Mr Hunt also pushed back against claims some people were waiting to get vaccinated because the federal government had given them the impression there was no rush.
"That's false, that's not something I've ever said," he told Seven.
However, the prime minister has commented on many occasions the vaccine rollout was not a race.
And Mr Hunt last week suggested older Australians concerned about the AstraZeneca jab could wait until the end of the year to receive alternative vaccines instead.
He later backtracked on the comments because they were seen as encouraging vaccine hesitancy.
Many aged care residents are still waiting for their first jab, despite being included in the highest priority group.
More than 40 aged care facilities across the country have not received their first doses, but Mr Hunt expected that figure to drop to 25 by close of business on Friday.

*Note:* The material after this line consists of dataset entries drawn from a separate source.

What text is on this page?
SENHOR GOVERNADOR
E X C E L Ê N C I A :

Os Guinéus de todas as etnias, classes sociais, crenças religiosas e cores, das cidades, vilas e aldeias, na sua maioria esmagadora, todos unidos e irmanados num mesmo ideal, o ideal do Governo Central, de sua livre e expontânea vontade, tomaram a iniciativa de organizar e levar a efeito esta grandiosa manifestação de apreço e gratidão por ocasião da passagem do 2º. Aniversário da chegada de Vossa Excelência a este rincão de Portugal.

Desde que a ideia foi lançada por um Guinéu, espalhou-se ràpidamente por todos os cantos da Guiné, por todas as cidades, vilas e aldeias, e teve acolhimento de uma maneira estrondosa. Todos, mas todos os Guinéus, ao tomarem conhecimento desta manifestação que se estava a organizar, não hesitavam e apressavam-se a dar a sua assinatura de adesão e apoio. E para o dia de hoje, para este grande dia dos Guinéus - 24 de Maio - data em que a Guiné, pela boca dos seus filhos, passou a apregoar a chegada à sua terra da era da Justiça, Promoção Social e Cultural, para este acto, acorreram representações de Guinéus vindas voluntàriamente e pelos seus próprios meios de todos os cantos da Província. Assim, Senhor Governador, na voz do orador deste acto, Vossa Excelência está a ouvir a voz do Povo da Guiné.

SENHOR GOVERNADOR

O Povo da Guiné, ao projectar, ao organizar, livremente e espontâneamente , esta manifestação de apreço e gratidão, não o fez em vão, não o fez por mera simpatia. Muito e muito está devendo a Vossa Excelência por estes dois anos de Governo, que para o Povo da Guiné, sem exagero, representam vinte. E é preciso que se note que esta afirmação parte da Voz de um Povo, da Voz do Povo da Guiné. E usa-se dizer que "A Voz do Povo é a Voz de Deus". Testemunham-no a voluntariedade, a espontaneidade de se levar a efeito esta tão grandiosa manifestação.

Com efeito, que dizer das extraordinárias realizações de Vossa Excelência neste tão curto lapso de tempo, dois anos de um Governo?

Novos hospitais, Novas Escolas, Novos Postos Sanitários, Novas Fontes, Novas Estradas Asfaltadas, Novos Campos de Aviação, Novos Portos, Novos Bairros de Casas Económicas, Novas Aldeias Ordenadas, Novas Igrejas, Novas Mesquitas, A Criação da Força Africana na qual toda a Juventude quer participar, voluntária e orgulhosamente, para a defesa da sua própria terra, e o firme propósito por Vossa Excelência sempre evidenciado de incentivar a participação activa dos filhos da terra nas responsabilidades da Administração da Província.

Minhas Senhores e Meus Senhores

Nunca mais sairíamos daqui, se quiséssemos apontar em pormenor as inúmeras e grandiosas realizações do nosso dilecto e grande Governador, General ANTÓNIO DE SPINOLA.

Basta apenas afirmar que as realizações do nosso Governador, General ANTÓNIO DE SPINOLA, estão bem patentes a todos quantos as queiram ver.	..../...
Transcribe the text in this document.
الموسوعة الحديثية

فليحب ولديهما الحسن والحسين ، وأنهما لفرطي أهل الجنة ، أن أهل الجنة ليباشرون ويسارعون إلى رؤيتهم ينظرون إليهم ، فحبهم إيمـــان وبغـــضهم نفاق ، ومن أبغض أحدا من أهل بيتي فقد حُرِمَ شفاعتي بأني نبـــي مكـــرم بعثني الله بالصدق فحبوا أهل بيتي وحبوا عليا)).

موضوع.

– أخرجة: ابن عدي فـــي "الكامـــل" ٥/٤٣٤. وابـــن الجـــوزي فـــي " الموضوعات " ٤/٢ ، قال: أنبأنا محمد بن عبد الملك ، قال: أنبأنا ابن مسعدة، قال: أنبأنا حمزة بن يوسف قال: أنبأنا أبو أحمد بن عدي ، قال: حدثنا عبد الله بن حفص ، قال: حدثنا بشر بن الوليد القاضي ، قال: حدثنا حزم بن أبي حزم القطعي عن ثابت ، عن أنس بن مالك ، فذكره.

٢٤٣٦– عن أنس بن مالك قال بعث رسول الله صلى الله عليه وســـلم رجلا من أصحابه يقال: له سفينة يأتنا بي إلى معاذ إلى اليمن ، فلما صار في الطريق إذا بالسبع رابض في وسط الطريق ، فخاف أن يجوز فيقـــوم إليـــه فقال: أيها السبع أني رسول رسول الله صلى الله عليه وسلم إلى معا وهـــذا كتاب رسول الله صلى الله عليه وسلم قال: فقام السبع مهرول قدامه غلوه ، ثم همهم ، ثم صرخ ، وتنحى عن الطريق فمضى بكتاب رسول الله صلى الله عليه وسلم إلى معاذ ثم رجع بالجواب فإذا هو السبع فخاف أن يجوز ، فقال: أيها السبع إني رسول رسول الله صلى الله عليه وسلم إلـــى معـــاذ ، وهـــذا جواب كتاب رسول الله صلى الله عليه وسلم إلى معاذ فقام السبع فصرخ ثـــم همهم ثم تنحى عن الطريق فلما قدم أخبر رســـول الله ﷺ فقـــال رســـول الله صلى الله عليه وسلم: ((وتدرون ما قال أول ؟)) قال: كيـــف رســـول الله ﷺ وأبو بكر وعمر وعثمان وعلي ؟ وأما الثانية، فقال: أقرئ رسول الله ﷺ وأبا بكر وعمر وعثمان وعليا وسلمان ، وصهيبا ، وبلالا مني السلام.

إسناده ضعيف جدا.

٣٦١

"By the end of today we will have 99 per cent of the aged care facilities vaccinated and we are expecting to complete the first dose vaccinations in Victoria," he said.
"To have every aged care facility vaccinated in Victoria provides an enormous degree of protection."
Victoria has entered a seven-day lockdown, which health authorities hope will act as a circuit-break and stop the spread of a highly contagious strain of coronavirus.
The state recorded four new locally acquired cases on Friday, bringing a cluster of Melbourne infections to 30.
The outbreak was caused by a breach in hotel quarantine, again exposing the lack of purpose-built facilities.
Mr Hunt said discussions were ongoing about Victoria's proposed quarantine facility but it was still some months away.
Labor frontbencher Bill Shorten took aim at the federal government over the Victorian outbreak.
"Some people say we shouldn't talk about blame and fault - I can understand that," he told reporters.
"But as a Melburnian I can't help but wonder if the Morrison government had an app that worked, if they had a public health campaign encouraging people to be vaccinated, if they had built some quarantine facilities fit for purpose, and if they had rolled out their vaccines quicker, then maybe this lockdown and all the trauma could have been avoided."
The state government is preparing to announce a support package for small businesses smashed by the lockdown, with the restrictions expected to deliver a $2.5 billion hit to the Victorian economy.
There are suggestions the federal government will not offer financial help because it does not want to set a precedent.
Mr Hunt deferred questions on support to the state government, but Defence Minister Peter Dutton said the Commonwealth would open its wallet if required.